Multiple steps are involved in radiology, from image acquisition to analysis by a radiologist. Artificial intelligence (AI) is a computational process mimicking human behaviors, whereas machine learning (ML) is the algorithm that implements this task without explicit programming. In radiology, AI-based solutions have been proposed to address various challenges, from image acquisition to tasks that depend on human cognition. The radiology framework consists of several steps: data acquisition, image pre-processing, quality control and assurance, data management, detection and quantification, and quantitative image analysis. Currently, these steps are performed using conventional algorithms and human observers. We propose the integration of AI in radiology to enhance the performance of these steps.
In summary, in this thesis, we successfully developed and implemented AI-based algorithms to enhance various aspects of the radiology framework. The thesis aimed to optimize image acquisition, reduce radiation dose and acquisition time, enhance image quality, and perform image correction and denoising. This resulted in faster, safer, and more efficient imaging procedures, improving qualitative and quantitative imaging accuracy. In addition, integrating AI-powered tools for image quality checks, artifact detection, and disentanglement improved quality control and assurance procedures. These advances led to improved quantitative accuracy, enhanced image quality and diagnostic confidence, and reduced image artifacts, making medical images more reliable for clinical and research applications. Furthermore, this study developed privacy-preserving sharing algorithms to address data privacy concerns and explored federated learning for secure and efficient model development across the different centers. This approach allowed for collaboration between radiology departments and centers while maintaining data integrity and security.
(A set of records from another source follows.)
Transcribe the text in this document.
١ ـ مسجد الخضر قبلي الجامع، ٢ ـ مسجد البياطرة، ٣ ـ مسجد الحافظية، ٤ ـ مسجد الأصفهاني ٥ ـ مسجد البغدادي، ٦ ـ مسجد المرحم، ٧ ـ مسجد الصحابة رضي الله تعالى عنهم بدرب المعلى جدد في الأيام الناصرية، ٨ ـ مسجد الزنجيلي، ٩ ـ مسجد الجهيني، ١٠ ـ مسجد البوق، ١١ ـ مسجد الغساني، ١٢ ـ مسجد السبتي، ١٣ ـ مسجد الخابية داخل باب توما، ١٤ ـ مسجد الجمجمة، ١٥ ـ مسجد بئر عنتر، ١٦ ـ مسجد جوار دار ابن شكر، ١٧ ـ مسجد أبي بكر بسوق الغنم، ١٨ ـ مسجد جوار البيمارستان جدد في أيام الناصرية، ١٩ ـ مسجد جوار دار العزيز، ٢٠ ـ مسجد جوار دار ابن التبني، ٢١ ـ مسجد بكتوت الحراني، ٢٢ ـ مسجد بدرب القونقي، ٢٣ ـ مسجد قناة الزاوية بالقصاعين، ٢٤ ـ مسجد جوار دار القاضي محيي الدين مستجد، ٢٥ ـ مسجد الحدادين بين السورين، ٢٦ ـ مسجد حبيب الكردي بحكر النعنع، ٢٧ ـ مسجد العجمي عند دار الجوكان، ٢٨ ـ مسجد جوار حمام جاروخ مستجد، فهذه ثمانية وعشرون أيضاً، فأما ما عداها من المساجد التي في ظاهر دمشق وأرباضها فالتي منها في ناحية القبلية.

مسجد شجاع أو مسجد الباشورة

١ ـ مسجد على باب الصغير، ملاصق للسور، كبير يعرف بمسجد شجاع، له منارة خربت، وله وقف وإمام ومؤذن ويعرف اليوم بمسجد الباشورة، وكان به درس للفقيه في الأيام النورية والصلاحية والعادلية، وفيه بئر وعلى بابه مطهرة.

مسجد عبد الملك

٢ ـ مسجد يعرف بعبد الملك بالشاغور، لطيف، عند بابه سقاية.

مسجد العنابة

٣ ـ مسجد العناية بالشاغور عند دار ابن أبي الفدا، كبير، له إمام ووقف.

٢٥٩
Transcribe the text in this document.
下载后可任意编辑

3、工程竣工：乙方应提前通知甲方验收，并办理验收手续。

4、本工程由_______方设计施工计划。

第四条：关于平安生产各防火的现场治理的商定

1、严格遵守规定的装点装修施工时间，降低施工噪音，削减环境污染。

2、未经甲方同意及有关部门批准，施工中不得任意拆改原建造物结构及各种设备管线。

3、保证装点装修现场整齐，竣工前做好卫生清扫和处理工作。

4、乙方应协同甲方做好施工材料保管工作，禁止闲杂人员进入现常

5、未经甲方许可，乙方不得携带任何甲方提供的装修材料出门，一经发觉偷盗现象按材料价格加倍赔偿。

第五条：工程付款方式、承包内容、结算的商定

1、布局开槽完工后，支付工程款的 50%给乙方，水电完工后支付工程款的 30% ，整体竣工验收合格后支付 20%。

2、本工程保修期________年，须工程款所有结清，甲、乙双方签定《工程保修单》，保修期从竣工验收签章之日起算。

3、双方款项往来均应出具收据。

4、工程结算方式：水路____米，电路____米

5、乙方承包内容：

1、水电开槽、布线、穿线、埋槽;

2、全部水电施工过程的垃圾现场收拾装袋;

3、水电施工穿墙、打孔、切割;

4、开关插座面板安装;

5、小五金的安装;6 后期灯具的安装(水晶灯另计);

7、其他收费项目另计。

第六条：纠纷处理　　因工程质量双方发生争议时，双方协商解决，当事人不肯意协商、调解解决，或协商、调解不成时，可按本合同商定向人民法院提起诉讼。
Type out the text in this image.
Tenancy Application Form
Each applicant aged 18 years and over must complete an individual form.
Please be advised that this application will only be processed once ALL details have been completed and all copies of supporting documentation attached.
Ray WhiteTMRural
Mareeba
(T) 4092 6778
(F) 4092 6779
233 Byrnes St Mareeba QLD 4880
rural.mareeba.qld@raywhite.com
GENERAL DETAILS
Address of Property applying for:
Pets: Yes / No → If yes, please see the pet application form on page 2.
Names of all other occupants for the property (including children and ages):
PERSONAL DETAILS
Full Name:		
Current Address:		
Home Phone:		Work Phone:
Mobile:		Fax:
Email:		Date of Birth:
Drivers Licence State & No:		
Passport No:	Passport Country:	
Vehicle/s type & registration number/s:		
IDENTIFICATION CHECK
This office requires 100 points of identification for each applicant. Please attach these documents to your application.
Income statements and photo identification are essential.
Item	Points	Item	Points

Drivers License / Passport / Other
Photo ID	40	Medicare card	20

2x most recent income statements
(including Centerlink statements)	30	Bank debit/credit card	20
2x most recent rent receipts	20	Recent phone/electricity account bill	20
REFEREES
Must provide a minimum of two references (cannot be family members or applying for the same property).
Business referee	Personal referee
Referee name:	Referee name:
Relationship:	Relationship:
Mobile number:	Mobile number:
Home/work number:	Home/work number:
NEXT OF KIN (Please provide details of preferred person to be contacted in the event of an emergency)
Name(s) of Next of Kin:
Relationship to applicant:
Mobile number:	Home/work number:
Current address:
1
Moreover, this thesis successfully developed automated detection and segmentation algorithms for accurate, efficient, and consistent analysis of regions of interest from medical images. These algorithms demonstrated high accuracy and reduced errors in extracting quantitative metrics, leading to more precise quantitative analysis. This research also focused on creating robust, repeatable, reproducible image biomarkers to standardize image biomarkers to improve the performance of radiomic and radiogenomics models. In addition, this study achieved its goal of developing AI-based diagnostic and prognostic models, integrating radiological data with clinical, patient-derived, and multi-modal information using radiomics and radiogenomics modeling. The resulting diagnostic and predictive models could help in improving the management of patients toward personalized medicine. Overall, this thesis successfully harnessed the power of AI to improve different radiology frameworks, including data acquisition, image pre-processing, quality control and assurance, data management, detection and quantification, and quantitative image analysis, which ultimately enhanced patient care and promoted personalized medicine. The achievements of this thesis have the potential to advance the different stages of radiology to develop DTs to contribute to better healthcare outcomes.